The U.S. Food and Drug Administration’s Center for Veterinary Medicine and the Veterinary Laboratory Investigation and Response Network, a collaboration of government and veterinary diagnostic laboratories, are investigating the potential association between reports of canine dilated cardiomyopathy (DCM) in dogs and certain pet foods the animals consumed, containing peas, lentils, other legume seeds or potatoes as main ingredients. Canine DCM is a disease of a dog’s heart muscle and often results in congestive heart failure. In cases that are not linked to genetics, heart function may improve with appropriate veterinary treatment and dietary modification if caught early.
A genetic predisposition for DCM is typically seen in large and giant breed dogs, such as Great Danes, Newfoundlands, Irish Wolfhounds, Saint Bernards and Doberman Pinschers.
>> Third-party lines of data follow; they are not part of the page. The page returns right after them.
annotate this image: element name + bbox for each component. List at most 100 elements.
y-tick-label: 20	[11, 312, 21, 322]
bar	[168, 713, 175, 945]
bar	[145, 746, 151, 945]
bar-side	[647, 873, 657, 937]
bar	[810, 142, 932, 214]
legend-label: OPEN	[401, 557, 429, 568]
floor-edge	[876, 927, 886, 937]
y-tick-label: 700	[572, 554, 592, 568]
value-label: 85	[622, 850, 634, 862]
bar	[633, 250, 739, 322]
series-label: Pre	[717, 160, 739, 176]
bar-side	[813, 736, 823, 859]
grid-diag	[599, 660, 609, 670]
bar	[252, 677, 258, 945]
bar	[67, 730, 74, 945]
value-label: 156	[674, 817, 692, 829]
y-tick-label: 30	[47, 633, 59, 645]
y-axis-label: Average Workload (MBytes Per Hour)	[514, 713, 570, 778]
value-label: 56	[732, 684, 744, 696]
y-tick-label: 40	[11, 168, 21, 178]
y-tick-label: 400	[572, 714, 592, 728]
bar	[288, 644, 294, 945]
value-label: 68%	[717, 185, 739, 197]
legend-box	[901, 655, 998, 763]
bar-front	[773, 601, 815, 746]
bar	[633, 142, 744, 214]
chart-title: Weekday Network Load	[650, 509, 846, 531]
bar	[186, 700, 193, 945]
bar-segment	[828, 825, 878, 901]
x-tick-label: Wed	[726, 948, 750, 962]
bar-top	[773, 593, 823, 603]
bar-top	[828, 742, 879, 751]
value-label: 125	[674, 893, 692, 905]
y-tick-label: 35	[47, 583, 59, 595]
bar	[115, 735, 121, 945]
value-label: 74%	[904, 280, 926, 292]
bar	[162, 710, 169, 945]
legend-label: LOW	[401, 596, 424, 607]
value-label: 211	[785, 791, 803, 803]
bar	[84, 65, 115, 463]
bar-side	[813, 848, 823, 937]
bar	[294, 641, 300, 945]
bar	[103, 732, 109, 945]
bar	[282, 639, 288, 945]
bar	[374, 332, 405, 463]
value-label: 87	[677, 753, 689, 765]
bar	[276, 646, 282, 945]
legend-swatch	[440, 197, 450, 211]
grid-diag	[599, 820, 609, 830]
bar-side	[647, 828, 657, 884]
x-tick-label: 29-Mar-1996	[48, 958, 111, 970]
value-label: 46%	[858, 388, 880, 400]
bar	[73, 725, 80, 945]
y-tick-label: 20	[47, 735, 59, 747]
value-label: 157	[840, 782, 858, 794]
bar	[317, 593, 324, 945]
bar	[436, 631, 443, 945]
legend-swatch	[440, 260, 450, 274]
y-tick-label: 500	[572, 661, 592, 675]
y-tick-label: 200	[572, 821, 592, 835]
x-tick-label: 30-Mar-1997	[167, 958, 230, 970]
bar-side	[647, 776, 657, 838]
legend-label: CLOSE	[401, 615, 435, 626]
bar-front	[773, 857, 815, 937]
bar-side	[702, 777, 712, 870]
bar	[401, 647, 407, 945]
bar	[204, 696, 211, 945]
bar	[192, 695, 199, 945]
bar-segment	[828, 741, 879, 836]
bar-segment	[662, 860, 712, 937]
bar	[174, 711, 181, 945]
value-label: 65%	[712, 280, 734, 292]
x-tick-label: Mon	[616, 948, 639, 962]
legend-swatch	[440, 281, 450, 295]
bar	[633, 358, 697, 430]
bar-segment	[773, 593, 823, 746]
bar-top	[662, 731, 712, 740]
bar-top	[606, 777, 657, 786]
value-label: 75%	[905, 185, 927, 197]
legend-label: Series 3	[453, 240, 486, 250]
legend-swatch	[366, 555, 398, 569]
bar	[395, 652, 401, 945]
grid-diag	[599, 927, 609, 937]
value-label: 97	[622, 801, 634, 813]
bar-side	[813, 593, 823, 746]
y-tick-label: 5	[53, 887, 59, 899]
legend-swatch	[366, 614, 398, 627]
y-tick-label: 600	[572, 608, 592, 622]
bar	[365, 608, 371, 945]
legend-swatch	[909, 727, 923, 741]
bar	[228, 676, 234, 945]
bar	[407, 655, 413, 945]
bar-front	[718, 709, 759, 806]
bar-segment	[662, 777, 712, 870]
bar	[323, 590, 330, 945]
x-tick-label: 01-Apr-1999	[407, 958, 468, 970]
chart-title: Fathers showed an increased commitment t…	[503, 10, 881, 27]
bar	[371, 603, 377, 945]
The disease is less common in small and medium breed dogs, except American and English Cocker Spaniels. However, recently reported atypical cases have included Golden and Labrador Retrievers, a Whippet, a Shih Tzu, a Bulldog, and Miniature Schnauzers as well as mixed breeds. Early reports from the veterinary cardiology community indicate that the impacted dogs consistently ate foods containing peas, lentils, other legume seeds or potatoes as main ingredients in their primary source of nutrition for time periods ranging from months to years. That’s why the FDA is conducting an investigation into this potential link. In the meantime, the FDA continues to recommend that changes in diet, especially for dogs with DCM, should be made in consultation with a licensed veterinary professional.
As part of its investigation, the FDA has been in contact with the pet food manufacturers and the veterinary community to discuss these reports and will provide updates as more information becomes available.
The FDA, an agency within the U.S. Department of Health and Human Services, protects the public health by assuring the safety, effectiveness, and security of human and veterinary drugs, vaccines and other biological products for human use, and medical devices. The agency also is responsible for the safety and security of our nation’s food supply, cosmetics, dietary supplements, products that give off electronic radiation, and for regulating tobacco products.